Chega no município, junta prefeito, ex-prefeito, vereador e os chegados, bota o celular pra gravar e começa aquela conversa fiada: “Esse cara é fera, é o melhor, é isso, é aquilo!”.
É uma babação danada, um puxa-saco sem fim, que daqui a pouco nego tá beijando a mão do homem e pedindo a bênção.
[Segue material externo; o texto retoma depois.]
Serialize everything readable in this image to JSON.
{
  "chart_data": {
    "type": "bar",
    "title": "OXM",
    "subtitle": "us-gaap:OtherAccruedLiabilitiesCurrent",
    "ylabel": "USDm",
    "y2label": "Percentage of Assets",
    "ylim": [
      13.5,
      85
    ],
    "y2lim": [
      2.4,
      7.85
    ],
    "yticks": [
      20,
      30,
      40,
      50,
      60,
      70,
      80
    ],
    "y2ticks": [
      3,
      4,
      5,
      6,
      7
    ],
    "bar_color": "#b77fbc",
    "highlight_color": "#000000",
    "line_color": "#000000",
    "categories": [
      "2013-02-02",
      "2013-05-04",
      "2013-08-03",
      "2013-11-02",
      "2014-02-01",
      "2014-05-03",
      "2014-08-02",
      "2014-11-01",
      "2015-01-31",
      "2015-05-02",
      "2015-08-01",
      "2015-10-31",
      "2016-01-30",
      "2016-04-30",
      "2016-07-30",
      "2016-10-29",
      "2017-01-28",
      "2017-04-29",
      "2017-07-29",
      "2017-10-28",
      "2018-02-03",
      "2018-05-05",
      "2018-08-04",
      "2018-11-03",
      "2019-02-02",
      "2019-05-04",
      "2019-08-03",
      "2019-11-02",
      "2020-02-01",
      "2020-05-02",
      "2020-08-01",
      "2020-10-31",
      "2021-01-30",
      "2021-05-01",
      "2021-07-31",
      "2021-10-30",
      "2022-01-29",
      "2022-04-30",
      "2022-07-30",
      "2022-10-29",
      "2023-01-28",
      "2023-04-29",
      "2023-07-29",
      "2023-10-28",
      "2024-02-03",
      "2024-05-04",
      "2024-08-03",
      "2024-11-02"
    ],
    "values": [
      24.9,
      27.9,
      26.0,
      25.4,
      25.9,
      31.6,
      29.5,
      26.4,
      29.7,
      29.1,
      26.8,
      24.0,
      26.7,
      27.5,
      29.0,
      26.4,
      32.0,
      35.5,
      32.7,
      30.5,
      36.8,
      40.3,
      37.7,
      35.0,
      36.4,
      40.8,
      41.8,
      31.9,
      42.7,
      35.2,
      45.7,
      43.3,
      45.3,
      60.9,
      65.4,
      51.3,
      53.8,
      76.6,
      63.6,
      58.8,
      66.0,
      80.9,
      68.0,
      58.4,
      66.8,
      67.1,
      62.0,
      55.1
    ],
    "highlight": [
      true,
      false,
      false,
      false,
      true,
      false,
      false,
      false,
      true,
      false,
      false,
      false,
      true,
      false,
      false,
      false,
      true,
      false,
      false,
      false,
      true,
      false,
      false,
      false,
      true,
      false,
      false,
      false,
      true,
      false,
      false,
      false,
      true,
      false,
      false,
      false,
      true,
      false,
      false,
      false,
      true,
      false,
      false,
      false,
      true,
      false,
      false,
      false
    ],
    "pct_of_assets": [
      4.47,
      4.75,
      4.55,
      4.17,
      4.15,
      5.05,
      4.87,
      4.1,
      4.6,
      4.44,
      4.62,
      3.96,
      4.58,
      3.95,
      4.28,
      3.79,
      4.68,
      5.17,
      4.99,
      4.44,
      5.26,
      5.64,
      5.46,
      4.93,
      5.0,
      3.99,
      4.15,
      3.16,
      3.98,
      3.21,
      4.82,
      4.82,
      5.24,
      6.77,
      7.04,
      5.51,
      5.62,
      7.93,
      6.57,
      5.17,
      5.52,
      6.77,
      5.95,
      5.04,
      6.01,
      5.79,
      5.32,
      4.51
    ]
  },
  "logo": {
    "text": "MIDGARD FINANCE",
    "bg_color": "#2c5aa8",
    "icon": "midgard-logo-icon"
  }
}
Aqui em Nova Iguaçu, Rogério Lisboa e Dudu Reina parecem que apertaram o botão do “baba-ovo”, e a rapaziada da Câmara entrou na onda sem pensar duas vezes.
É vídeo pra cá, rasgação de seda pra lá, elogio pra todo lado… parece até que o homem chegou de capa e espada pra salvar a cidade das garras do dragão.
Tem nego tão empolgado que, se o Paes pedir, o sujeito não só vota nele como ainda arruma mais dez votos, leva um café e entrega o almoço de domingo.
E a coisa vai assim pelo Estado afora: o prefeito chama o vereador, o vereador chama a liderança, a liderança chama o cunhado, o vizinho e quem mais estiver dando sopa.
No fim, vira aquela velha resenha: todo mundo puxando saco, fazendo média e querendo aparecer bem na fita com o candidato famoso.
Só tem um detalhe que essa turma parece esquecer: o voto não é deles, não! O voto é do povão — e o povão, quando cisma, manda muito cacique ir catar coquinho.